Rating: Summary: A truely exceptional work, better then wine! Review: Let me preface this, I am not a literary expert and I do not consider myself to be a critic who know's what he is talking about. But, I would have to say that this amazing book is worth every second of your time, and more! First of all, the story is real; the kind that hits you hard, draws you in and breaks your heart. However, I don't mena that in a cinamatic, Hollywood sort of way. You might end up disliking some of the characters, but that's OK. What's so amazing is that you and your neighbor Fred might disagree on who's good/bad and that's the beauty of it. Secondly, writing is unique and beautiful. As the book progresses, you fell like your in the Roy writing school and it doesn't matter what grade you get, your just glad to be there. I've read places where they compare it to poetry, and that's cool, but it's something more, something higher then that... it's like..supra-neopoe-prose. (I just made that up). Finally, the way the story is constructed keeps you on the edge of your hammock (wouldn't it be nice to kick back and read in a hammock?). You never quite sure what Roy is getting at or where the story is going, and as the events unfold, they wil shock you and draw you in deeper.
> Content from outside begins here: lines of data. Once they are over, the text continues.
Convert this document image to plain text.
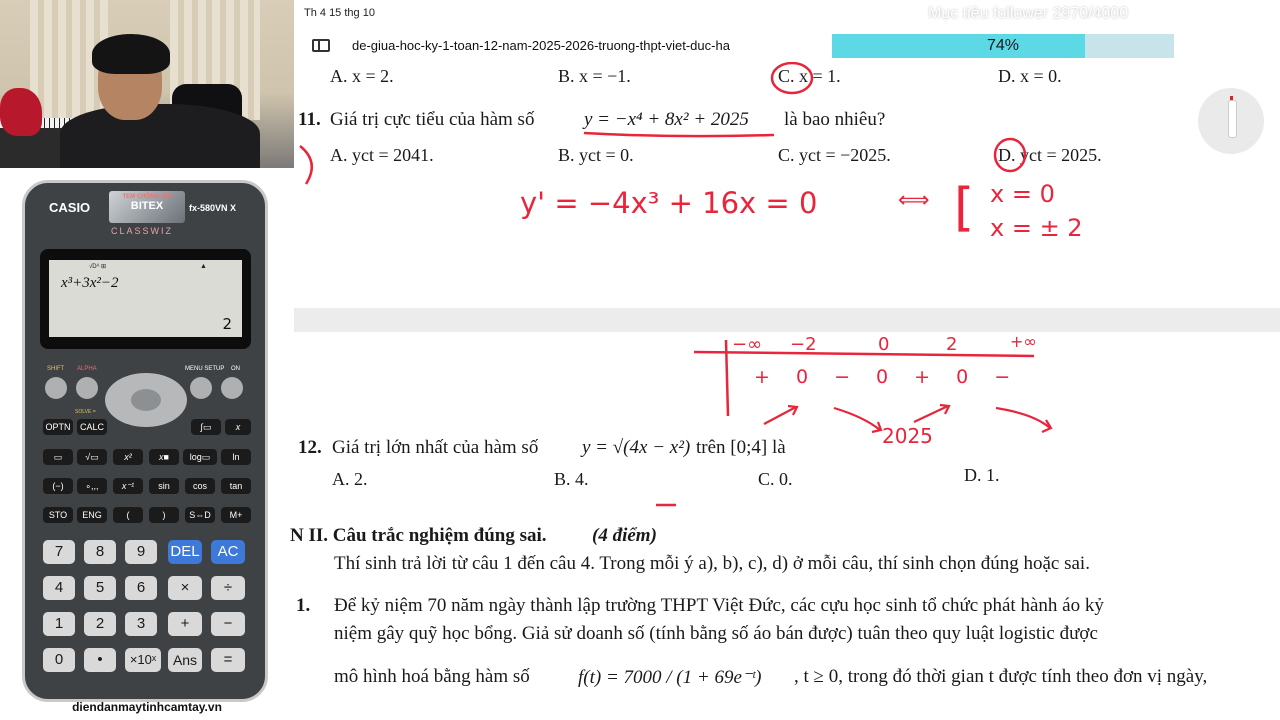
CASIO
TEM CHỐNG GIẢ
BITEX	fx-580VN X
CLASSWIZ
√Dᴬ ⊞	▲
x³+3x²−2
2
SHIFT ALPHA	MENU SETUP ON
SOLVE =
OPTN	CALC	∫▭	x
▭	√▭	x²	x■	log▭	ln
(−)	∘,,,	x⁻¹	sin	cos	tan
STO	ENG	(	)	S⇔D	M+
7	8	9	DEL	AC
4	5	6	×	÷
1	2	3	+	−
0	•	×10ˣ	Ans	=
diendanmaytinhcamtay.vn
Th 4 15 thg 10
de-giua-hoc-ky-1-toan-12-nam-2025-2026-truong-thpt-viet-duc-ha
Mục tiêu follower 2970/4000	45%
74%
A. x = 2.	B. x = −1.	C. x = 1.	D. x = 0.
11. Giá trị cực tiểu của hàm số	y = −x⁴ + 8x² + 2025 là bao nhiêu?
A. yct = 2041.	B. yct = 0.	C. yct = −2025.	D. yct = 2025.
12. Giá trị lớn nhất của hàm số y = √(4x − x²) trên [0;4] là
A. 2.	B. 4.	C. 0.	D. 1.
N II. Câu trắc nghiệm đúng sai. (4 điểm)
Thí sinh trả lời từ câu 1 đến câu 4. Trong mỗi ý a), b), c), d) ở mỗi câu, thí sinh chọn đúng hoặc sai.
1. Để kỷ niệm 70 năm ngày thành lập trường THPT Việt Đức, các cựu học sinh tổ chức phát hành áo kỷ
niệm gây quỹ học bổng. Giả sử doanh số (tính bằng số áo bán được) tuân theo quy luật logistic được
mô hình hoá bằng hàm số	f(t) = 7000 / (1 + 69e⁻ᵗ) , t ≥ 0, trong đó thời gian t được tính theo đơn vị ngày,
y' = −4x³ + 16x = 0	⟺ [ x = 0
x = ± 2
−∞ −2	0	2	+∞
+ 0 − 0 + 0 −
2025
So read it already! Fork up the cash, by a bottle of wine and tell your significant other to take a hike for the evening! you won't regret it.
Rating: Summary: Lyrical Qualties that every writer should aspire to Review: I was told that Arundhati Roy wrote this book as a sort of protest againt the mind-numbing influence of TV and movies today. Well she succeeds in painting such vivid images and complex thoughts, that her book kept me away from the television for several days. This book is captivating. The story pulls you into its exotic setting and customs. It is the epitome of lyrical prose, as its words flow off the page. It has something for everyone: forbidden love, family secrets, passion, spirituality, and death. I don't want to ruin the book by giving away the plot, as it has more than a few interest twists, but you should defenitely pick up this book.